Recipe by Chef Ray Sais, Pipers Restaurant, Coast International Inn
Halibut Ingredients Four 4-ounce Halibut filets
3 to 4 stalks of Green Onion, sliced diagonally
1 large Tomato, diced and deseeded
6 ounces Buttermilk
4 ounces Tortilla Chips, crumbled in blender
1/2 tsp. Chipotle Powder
3 ounces butter or oil
Soak Halibut in buttermilk for 1 hour. Dredge halibut in tortilla chips to coat, dip in butter and oil. Sauté halibut in butter or oil until done or halibut may be cooked in the oven 8-10 minutes at 325°F.

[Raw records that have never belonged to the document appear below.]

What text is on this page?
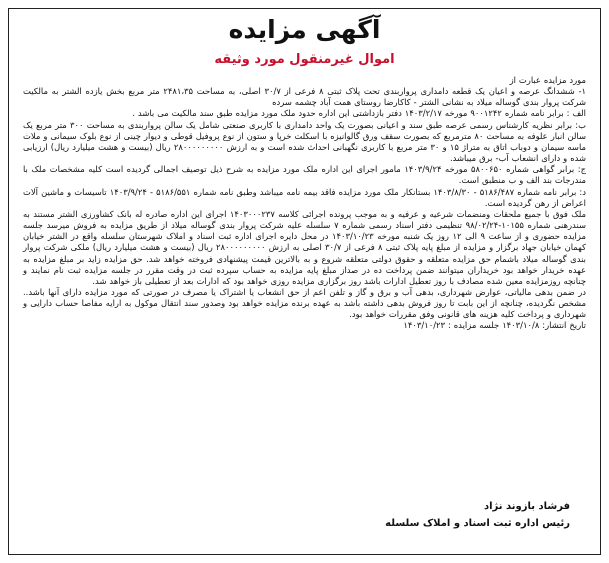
آگهی مزایده
اموال غیرمنقول مورد وثیقه

مورد مزایده عبارت از

۱- ششدانگ عرصه و اعیان یک قطعه دامداری پرواربندی تحت پلاک ثبتی ۸ فرعی از ۳۰/۷ اصلی، به مساحت ۲۴۸۱،۳۵ متر مربع بخش یازده الشتر به مالکیت شرکت پروار بندی گوساله میلاد به نشانی الشتر - کاکارضا روستای همت آباد چشمه سرده

الف : برابر نامه شماره ۹۰۰۱۲۴۲ مورخه ۱۴۰۳/۲/۱۷ دفتر بازداشتی این اداره حدود ملک مورد مزایده طبق سند مالکیت می باشد .

ب: برابر نظریه کارشناس رسمی عرصه طبق سند و اعیانی بصورت یک واحد دامداری با کاربری صنعتی شامل یک سالن پرواربندی به مساحت ۳۰۰ متر مربع یک سالن انبار علوفه به مساحت ۸۰ مترمربع که بصورت سقف ورق گالوانیزه با اسکلت خرپا و ستون از نوع پروفیل قوطی و دیوار چینی از نوع بلوک سیمانی و ملات ماسه سیمان و دوباب اتاق به متراژ ۱۵ و ۳۰ متر مربع با کاربری نگهبانی احداث شده است و به ارزش ۲۸۰۰۰۰۰۰۰۰۰ ریال (بیست و هشت میلیارد ریال) ارزیابی شده و دارای انشعاب آب- برق میباشد.

ج: برابر گواهی شماره ۵۸۰۰۶۵۰ مورخه ۱۴۰۳/۹/۲۴ مامور اجرای این اداره ملک مورد مزایده به شرح ذیل توصیف اجمالی گردیده است کلیه مشخصات ملک با مندرجات بند الف و ب منطبق است.

د: برابر نامه شماره ۵۱۸۶/۴۸۷ - ۱۴۰۳/۸/۳۰ بستانکار ملک مورد مزایده فاقد بیمه نامه میباشد وطبق نامه شماره ۵۱۸۶/۵۵۱ - ۱۴۰۳/۹/۲۴ تاسیسات و ماشین آلات اعراض از رهن گردیده است.

ملک فوق با جمیع ملحقات ومنضمات شرعیه و عرفیه و به موجب پرونده اجرائی کلاسه ۱۴۰۳۰۰۰۲۳۷ اجرای این اداره صادره له بانک کشاورزی الشتر مستند به سندرهنی شماره ۱۰۱۵۵-۹۸/۰۲/۲۴ تنظیمی دفتر اسناد رسمی شماره ۷ سلسله علیه شرکت پروار بندی گوساله میلاد از طریق مزایده به فروش میرسد جلسه مزایده حضوری و از ساعت ۹ الی ۱۲ روز یک شنبه مورخه ۱۴۰۳/۱۰/۲۳ در محل دایره اجرای اداره ثبت اسناد و املاک شهرستان سلسله واقع در الشتر خیابان کهمان خیابان جهاد برگزار و مزایده از مبلغ پایه پلاک ثبتی ۸ فرعی از ۳۰/۷ اصلی به ارزش ۲۸۰۰۰۰۰۰۰۰۰ ریال (بیست و هشت میلیارد ریال) ملکی شرکت پروار بندی گوساله میلاد باشمام حق مزایده متعلقه و حقوق دولتی متعلقه شروع و به بالاترین قیمت پیشنهادی فروخته خواهد شد. حق مزایده زاید بر مبلغ مزایده به عهده خریدار خواهد بود خریداران میتوانند ضمن پرداخت ده در صداز مبلغ پایه مزایده به حساب سپرده ثبت در وقت مقرر در جلسه مزایده ثبت نام نمایند و چنانچه روزمزایده معین شده مصادف با روز تعطیل ادارات باشد روز برگزاری مزایده روزی خواهد بود که ادارات بعد از تعطیلی باز خواهد شد.

در ضمن بدهی مالیاتی، عوارض شهرداری، بدهی آب و برق و گاز و تلفن اعم از حق انشعاب یا اشتراک یا مصرف در صورتی که مورد مزایده دارای آنها باشد.. مشخص نگردیده، چنانچه از این بابت تا روز فروش بدهی داشته باشد به عهده برنده مزایده خواهد بود وصدور سند انتقال موکول به ارایه مفاصا حساب دارایی و شهرداری و پرداخت کلیه هزینه های قانونی وفق مقررات خواهد بود.

تاریخ انتشار: ۱۴۰۳/۱۰/۸ جلسه مزایده : ۱۴۰۳/۱۰/۲۳

فرشاد بازوند نژاد
رئیس اداره ثبت اسناد و املاک سلسله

Red Pepper Sauce 3 Roasted red peppers
2 cups Heavy Cream
1/4 cup Cooking Sherry
Three 1-ounce slices of Pepper Jack Cheese
Blend roasted red peppers until pureed, add 2 cups of heavy cream and blend with peppers. In a pan, heat cooking sherry and pepper jack cheese, add pepper/cream mixture. Simmer sauce until thickened.
Presentation Place one serving of halibut on warm plate, serve with herbed rice and mixed fresh vegetables (as shown). Dress the halibut with the Red Pepper Sauce and garnish with tomato and green onion slices.